Among those efforts, he said, was drilling for underground water sources in the Golan Heights and the Galilee, building additional desalinization plants to supplement those already in existence, and conducting agricultural research to create plants that require less water.

It was not the first time that a prayer rally has been held to bring rain to Israel. In four of the last eight years, the Chief Rabbinate has held prayer rallies for rain. Earlier this month, one of the chief rabbis called on the public to add an additional prayer for rain to their daily prayers, one that traditionally is put into usage when there is a drought.

Since last winter the Sea of Galilee has received just 10% of its annual average inflow, and by February had reached its lowest level in nearly a hundred years.

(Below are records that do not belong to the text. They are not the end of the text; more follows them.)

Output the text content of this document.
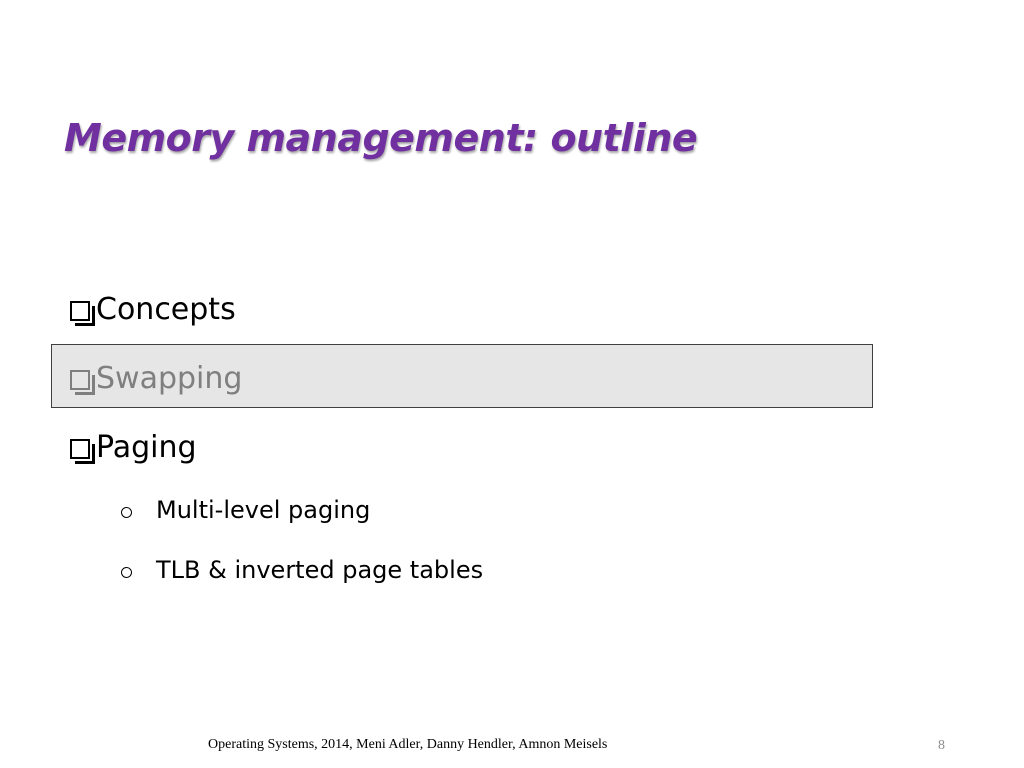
Memory management: outline
Concepts
Swapping
Paging
Multi-level paging
TLB & inverted page tables
Operating Systems, 2014, Meni Adler, Danny Hendler, Amnon Meisels	8
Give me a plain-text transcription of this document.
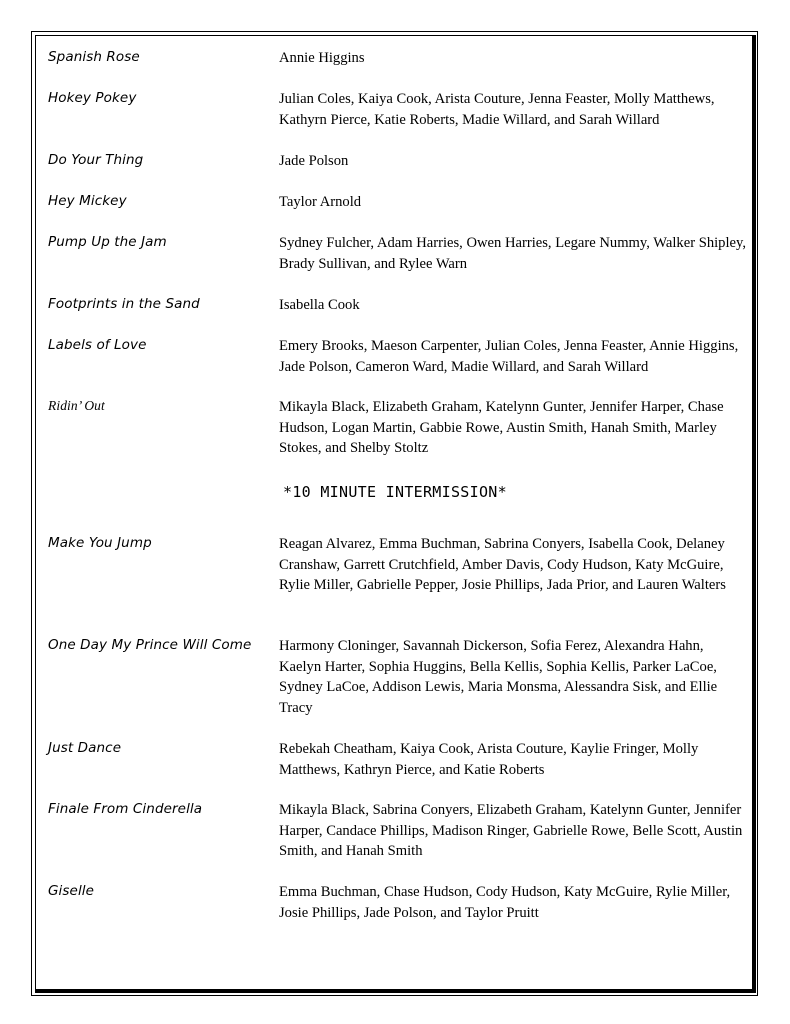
Spanish Rose	Annie Higgins
Hokey Pokey	Julian Coles, Kaiya Cook, Arista Couture, Jenna Feaster, Molly Matthews, Kathyrn Pierce, Katie Roberts, Madie Willard, and Sarah Willard
Do Your Thing	Jade Polson
Hey Mickey	Taylor Arnold
Pump Up the Jam	Sydney Fulcher, Adam Harries, Owen Harries, Legare Nummy, Walker Shipley, Brady Sullivan, and Rylee Warn
Footprints in the Sand	Isabella Cook
Labels of Love	Emery Brooks, Maeson Carpenter, Julian Coles, Jenna Feaster, Annie Higgins, Jade Polson, Cameron Ward, Madie Willard, and Sarah Willard
Ridin’ Out	Mikayla Black, Elizabeth Graham, Katelynn Gunter, Jennifer Harper, Chase Hudson, Logan Martin, Gabbie Rowe, Austin Smith, Hanah Smith, Marley Stokes, and Shelby Stoltz
*10 MINUTE INTERMISSION*
Make You Jump	Reagan Alvarez, Emma Buchman, Sabrina Conyers, Isabella Cook, Delaney Cranshaw, Garrett Crutchfield, Amber Davis, Cody Hudson, Katy McGuire, Rylie Miller, Gabrielle Pepper, Josie Phillips, Jada Prior, and Lauren Walters
One Day My Prince Will Come	Harmony Cloninger, Savannah Dickerson, Sofia Ferez, Alexandra Hahn, Kaelyn Harter, Sophia Huggins, Bella Kellis, Sophia Kellis, Parker LaCoe, Sydney LaCoe, Addison Lewis, Maria Monsma, Alessandra Sisk, and Ellie Tracy
Just Dance	Rebekah Cheatham, Kaiya Cook, Arista Couture, Kaylie Fringer, Molly Matthews, Kathryn Pierce, and Katie Roberts
Finale From Cinderella	Mikayla Black, Sabrina Conyers, Elizabeth Graham, Katelynn Gunter, Jennifer Harper, Candace Phillips, Madison Ringer, Gabrielle Rowe, Belle Scott, Austin Smith, and Hanah Smith
Giselle	Emma Buchman, Chase Hudson, Cody Hudson, Katy McGuire, Rylie Miller, Josie Phillips, Jade Polson, and Taylor Pruitt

The situation in the lower Jordan River is even worse. Today, the river’s flow is down to just 30 million cubic meters (7.9 billion gallons) per year, less than a quarter of its historical levels. London’s River Thames, in comparison, discharges about 2 billion cubic meters (530 billion gallons) annually.

Although Israel can produce all the drinking water it needs from five desalination plants it has on the Mediterranean coast, the drought has seriously impacted agriculture.

Israeli meteorologists predicted in early December that the coming months would be drier than the average winter.